Acceptance Criteria of a Project based on NPV

Simplest Approach – If the investment project of Tf Thomson has a NPV value higher than Zero then finance managers at Tf Thomson can ACCEPT the project, otherwise they can reject the project. This means that project will deliver higher returns over the period of time than any alternate investment strategy.

In theory if the required rate of return or discount rate is chosen correctly by finance managers at Tf Thomson, then the stock price of the Tf Thomson should change by same amount of the NPV. In real world we know that share price also reflects various other factors that can be related to both macro and micro environment.

In the same vein – accepting the project with zero NPV should result in stagnant share price.
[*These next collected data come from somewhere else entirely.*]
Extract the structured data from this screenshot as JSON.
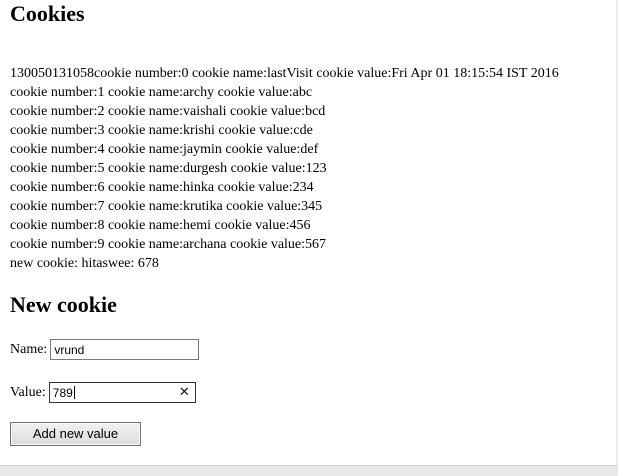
{
  "headings": {
    "cookies": "Cookies",
    "new_cookie": "New cookie"
  },
  "cookie_list": [
    "130050131058cookie number:0 cookie name:lastVisit cookie value:Fri Apr 01 18:15:54 IST 2016",
    "cookie number:1 cookie name:archy cookie value:abc",
    "cookie number:2 cookie name:vaishali cookie value:bcd",
    "cookie number:3 cookie name:krishi cookie value:cde",
    "cookie number:4 cookie name:jaymin cookie value:def",
    "cookie number:5 cookie name:durgesh cookie value:123",
    "cookie number:6 cookie name:hinka cookie value:234",
    "cookie number:7 cookie name:krutika cookie value:345",
    "cookie number:8 cookie name:hemi cookie value:456",
    "cookie number:9 cookie name:archana cookie value:567",
    "new cookie: hitaswee: 678"
  ],
  "form": {
    "name_label": "Name:",
    "name_value": "vrund",
    "value_label": "Value:",
    "value_value": "789",
    "clear_glyph": "✕",
    "submit_label": "Add new value"
  }
}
Finance managers use discount rates as a measure of risk components in the project execution process.

Sensitivity Analysis

Project selection is often a far more complex decision than just choosing it based on the NPV number. Finance managers at Tf Thomson should conduct a sensitivity analysis to better understand not only the inherent risk of the projects but also how those risks can be either factored in or mitigated during the project execution. Sensitivity analysis helps in –

What are the uncertainties surrounding the project Initial Cash Outlay (ICO’s). ICO’s often have several different components such as land, machinery, building, and other equipment.

Understanding of risks involved in the project.

What will be a multi year spillover effect of various taxation regulations.

What are the key aspects of the projects that need to be monitored, refined, and retuned for continuous delivery of projected cash flows.

What can impact the cash flow of the project.

Some of the assumptions while using the Discounted Cash Flow Methods –

Projects are assumed to be Mutually Exclusive – This is seldom the came in modern day giant organizations where projects are often inter-related and rejecting a project solely based on NPV can result in sunk cost from a related project.

Independent projects have independent cash flows – As explained in the marketing project – though the project may look independent but in reality it is not as the brand awareness project can be closely associated with the spending on sales promotions and product specific advertising.






Negotiation Strategy of Thomson Financial: Building the Customer-Centric Firm

References & Further Readings

Robert C. Wolcott, Mohanbir Sawhney (2018), "Thomson Financial: Building the Customer-Centric Firm Harvard Business Review Case Study. Published by HBR Publications.